Rudyard Kipling’s works of fiction include The Jungle Book (1894), Kim (1901), and many short stories, including “Baa, Baa, Black Sheep”; “Three and An Extra”; “On Greenhow Hill”; “The Limitations of Pambé Serang”; “The Disturber of Traffic”; “The Record of Badalia Herodsfoot”; “The Ship that Found Herself”; and “The Maltese Cat”, among many others.
“Baa Baa, Black Sheep” is a semi-autobiographical short story that deals with the unkind treatment that Kipling received between the ages of 6 and 11 in a foster home in Southsea. “Three and An Extra” is the earliest appearance of the character, Mrs. Hauksbee in Kipling’s books. It was first published in the Civil and Military Gazette in 1886, and first in book form in Plain Tales from the Hills, in 1888. It reports a defeat of “the clever, witty, brilliant and sparkling” Mrs. Hauksbee by Mrs. Cusack-Bremmil—in the former’s predatory pursuit of Mr. Cusack-Bremmil. His only slum story, “The Record of Badalia Herodsfoot” was published in 1890. It is based on Kipling’s observation of London’s lower classes. Set in the East End, it recounts the story of a young, honest woman who becomes a relief worker in the slums after being deserted by her abusive husband.
Kipling’s short stories remain in print and have garnered high praise from writers like Poul Anderson, Jorge Luis Borges, and Randall Jarrell who wrote: “After you have read Kipling’s fifty or seventy-five best stories you realize that few men have written this many stories of this much merit, and that very few have written more and better stories.”

About The Author

Rudyard Kipling (30 December 1865–18 January 1936), was an English short-story writer, poet, and novelist. He wrote tales and poems of British soldiers in India and stories for children. He was born in Bombay, and was taken by his family to England when he was just five years old. Memories of India had by then been indelibly created in his mind. He came back to India at the age of seventeen and was supposed to be assistant editor of a small local newspaper, the Civil and Military Gazette. But his unstoppable urge to write made him an avid writer. In 1886, he published his first collection of verse, Departmental Ditties. The new editor of the newspaper allowed more creative freedom and Kipling was asked to contribute short stories. Thus began his journey as a short-story writer.
Kipling concentrated on collecting material for what later became Just So Stories (1902), the year after Kim was first published. The first decade of the 20th century saw Kipling at the height of his popularity. In 1906, he wrote the song “Land of our Birth, We Pledge to Thee”. He also wrote two science fiction short stories, With the Night Mail (1905) and As Easy As A.B.C. (1912).
In 1907, Kipling was awarded the Nobel Prize for Literature, in consideration of the power of observation, originality of imagination, virility of ideas and remarkable talent for narration”. He was the first English-language writer to receive the prize, and its youngest recipient to date.

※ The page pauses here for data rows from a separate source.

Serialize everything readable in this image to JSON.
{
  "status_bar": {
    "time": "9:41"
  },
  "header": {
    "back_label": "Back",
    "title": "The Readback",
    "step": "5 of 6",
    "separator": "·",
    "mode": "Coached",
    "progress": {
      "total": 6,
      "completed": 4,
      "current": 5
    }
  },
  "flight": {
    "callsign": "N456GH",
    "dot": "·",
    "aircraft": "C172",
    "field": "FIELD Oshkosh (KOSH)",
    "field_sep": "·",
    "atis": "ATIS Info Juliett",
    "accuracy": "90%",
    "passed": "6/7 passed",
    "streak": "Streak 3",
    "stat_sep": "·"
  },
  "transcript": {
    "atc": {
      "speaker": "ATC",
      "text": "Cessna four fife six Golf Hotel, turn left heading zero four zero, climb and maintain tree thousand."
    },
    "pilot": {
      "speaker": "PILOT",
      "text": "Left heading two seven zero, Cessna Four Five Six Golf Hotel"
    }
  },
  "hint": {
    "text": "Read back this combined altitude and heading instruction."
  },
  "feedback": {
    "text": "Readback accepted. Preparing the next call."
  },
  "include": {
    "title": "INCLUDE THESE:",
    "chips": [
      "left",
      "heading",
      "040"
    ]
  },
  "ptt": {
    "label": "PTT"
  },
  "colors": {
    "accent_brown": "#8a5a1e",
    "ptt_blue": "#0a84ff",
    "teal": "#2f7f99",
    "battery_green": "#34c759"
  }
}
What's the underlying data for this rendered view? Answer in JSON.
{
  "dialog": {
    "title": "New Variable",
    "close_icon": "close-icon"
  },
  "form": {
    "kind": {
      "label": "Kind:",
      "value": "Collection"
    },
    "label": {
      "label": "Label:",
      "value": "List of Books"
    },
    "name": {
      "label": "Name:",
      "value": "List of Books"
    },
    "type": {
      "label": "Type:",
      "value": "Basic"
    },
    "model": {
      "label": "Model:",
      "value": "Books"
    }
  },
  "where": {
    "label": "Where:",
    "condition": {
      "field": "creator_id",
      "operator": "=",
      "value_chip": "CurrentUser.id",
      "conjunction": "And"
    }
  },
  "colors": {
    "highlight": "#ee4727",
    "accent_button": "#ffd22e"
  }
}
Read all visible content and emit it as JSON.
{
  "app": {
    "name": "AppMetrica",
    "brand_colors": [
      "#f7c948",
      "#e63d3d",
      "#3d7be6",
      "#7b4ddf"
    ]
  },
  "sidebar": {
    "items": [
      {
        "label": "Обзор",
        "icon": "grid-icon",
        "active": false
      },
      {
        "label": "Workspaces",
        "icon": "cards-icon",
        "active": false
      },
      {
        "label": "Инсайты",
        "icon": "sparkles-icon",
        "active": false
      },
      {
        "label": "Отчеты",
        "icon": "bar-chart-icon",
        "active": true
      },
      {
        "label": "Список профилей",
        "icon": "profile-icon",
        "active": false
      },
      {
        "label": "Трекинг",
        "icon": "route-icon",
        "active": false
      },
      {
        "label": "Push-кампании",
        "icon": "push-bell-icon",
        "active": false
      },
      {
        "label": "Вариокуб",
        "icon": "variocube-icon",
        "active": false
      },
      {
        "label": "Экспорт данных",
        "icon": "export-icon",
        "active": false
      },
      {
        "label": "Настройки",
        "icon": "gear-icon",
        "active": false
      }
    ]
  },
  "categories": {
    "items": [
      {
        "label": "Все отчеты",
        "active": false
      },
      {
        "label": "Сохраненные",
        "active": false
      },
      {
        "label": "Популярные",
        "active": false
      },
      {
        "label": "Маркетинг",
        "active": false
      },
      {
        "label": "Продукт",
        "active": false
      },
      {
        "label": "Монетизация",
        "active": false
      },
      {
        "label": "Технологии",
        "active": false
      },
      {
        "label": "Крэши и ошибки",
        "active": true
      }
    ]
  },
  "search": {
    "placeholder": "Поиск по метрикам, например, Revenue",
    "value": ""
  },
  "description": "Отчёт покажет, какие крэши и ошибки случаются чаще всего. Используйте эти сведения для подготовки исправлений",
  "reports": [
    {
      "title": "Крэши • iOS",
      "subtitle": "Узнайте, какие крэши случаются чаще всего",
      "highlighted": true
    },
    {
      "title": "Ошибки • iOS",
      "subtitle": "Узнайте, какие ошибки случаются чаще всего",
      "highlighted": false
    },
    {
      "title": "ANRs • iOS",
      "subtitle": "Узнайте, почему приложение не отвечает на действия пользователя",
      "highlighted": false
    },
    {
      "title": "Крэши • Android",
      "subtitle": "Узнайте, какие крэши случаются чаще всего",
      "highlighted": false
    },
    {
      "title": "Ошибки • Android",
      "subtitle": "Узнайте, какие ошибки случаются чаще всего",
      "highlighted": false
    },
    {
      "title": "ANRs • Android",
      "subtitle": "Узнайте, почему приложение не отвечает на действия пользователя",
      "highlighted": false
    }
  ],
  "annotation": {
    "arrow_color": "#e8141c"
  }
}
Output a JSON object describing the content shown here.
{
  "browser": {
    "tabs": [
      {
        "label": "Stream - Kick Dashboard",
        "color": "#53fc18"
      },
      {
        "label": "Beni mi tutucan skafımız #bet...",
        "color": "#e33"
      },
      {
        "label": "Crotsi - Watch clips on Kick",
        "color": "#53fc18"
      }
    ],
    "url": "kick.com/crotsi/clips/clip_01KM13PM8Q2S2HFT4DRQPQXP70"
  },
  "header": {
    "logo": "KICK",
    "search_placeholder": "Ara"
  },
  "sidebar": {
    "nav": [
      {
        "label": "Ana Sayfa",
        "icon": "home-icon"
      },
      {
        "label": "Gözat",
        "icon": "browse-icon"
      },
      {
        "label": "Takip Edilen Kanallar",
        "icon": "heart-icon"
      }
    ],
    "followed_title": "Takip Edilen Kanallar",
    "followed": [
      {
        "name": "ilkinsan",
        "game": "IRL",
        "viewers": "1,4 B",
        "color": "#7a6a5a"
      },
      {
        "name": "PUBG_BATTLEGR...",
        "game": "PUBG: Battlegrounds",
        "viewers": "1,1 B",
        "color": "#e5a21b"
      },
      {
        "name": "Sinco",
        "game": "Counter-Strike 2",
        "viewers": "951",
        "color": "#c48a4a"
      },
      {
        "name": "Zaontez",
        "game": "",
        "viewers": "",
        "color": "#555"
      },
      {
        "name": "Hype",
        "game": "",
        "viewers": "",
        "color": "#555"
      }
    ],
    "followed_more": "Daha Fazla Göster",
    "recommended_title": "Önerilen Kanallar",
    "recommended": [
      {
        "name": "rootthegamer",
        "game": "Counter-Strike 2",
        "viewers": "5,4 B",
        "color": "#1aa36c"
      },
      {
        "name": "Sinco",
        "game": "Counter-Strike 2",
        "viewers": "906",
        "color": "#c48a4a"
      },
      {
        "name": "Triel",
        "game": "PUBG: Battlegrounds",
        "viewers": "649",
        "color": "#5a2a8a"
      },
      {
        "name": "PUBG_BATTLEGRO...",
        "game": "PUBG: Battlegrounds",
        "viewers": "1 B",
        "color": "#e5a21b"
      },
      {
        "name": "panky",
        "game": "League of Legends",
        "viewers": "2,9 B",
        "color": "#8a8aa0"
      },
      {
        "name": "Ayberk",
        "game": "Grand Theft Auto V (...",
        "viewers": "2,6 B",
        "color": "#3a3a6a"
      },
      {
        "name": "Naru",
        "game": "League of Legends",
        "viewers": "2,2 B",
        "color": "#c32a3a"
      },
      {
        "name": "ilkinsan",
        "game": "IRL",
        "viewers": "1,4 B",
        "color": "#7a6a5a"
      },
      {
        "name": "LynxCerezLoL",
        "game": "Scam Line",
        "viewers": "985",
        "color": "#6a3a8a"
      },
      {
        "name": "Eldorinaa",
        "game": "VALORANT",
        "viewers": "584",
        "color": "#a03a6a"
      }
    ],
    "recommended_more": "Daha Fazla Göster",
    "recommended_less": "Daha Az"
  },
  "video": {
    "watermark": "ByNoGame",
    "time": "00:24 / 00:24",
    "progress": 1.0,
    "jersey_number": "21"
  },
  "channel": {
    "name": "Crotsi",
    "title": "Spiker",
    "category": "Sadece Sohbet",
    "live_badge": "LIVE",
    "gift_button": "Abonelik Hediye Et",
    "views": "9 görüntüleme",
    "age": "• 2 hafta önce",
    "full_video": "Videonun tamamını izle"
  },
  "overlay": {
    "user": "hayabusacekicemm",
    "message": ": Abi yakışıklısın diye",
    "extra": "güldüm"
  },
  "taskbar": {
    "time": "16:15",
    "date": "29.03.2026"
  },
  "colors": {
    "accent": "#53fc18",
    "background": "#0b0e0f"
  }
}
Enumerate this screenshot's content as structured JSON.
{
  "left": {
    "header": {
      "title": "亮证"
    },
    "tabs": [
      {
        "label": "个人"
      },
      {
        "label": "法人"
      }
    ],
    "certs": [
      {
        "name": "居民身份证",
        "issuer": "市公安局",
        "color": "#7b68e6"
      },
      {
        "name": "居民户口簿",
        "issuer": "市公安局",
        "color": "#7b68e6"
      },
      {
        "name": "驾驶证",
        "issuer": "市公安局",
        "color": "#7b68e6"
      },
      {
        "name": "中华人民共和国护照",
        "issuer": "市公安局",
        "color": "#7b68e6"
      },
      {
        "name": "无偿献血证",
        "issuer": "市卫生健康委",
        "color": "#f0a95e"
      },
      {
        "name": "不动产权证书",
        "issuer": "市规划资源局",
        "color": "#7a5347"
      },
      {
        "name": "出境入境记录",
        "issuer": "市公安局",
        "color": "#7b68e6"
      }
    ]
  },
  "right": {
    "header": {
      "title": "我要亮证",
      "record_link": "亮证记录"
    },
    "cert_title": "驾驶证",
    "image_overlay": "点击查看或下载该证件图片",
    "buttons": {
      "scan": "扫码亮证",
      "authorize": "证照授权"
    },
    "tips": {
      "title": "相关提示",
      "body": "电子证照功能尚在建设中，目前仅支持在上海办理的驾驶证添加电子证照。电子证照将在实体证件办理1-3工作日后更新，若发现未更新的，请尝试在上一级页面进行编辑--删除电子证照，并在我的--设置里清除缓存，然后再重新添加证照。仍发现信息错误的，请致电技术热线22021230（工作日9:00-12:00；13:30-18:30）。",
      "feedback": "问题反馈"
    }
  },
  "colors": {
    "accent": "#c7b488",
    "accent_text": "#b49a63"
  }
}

He was sounded out for the British Poet Laureateship, and on several occasions for a knighthood, all of which he declined.
Kipling’s other works of fiction include The Jungle Book (1894), and many short stories, including “The Disturber of Traffic”; “The Record of Badalia Herodsfoot”; and “The Ship that Found Herself”. His poems include “Mandalay” (1890), “Gunga Din” (1890), “The Gods of the Copybook Headings” (1919), and “The White Man’s Burden”. He is regarded as a major innovator in the art of the short story, and his children’s books are enduring classics of children’s literature. Critics have described his work as exhibiting “a versatile and luminous narrative gift”.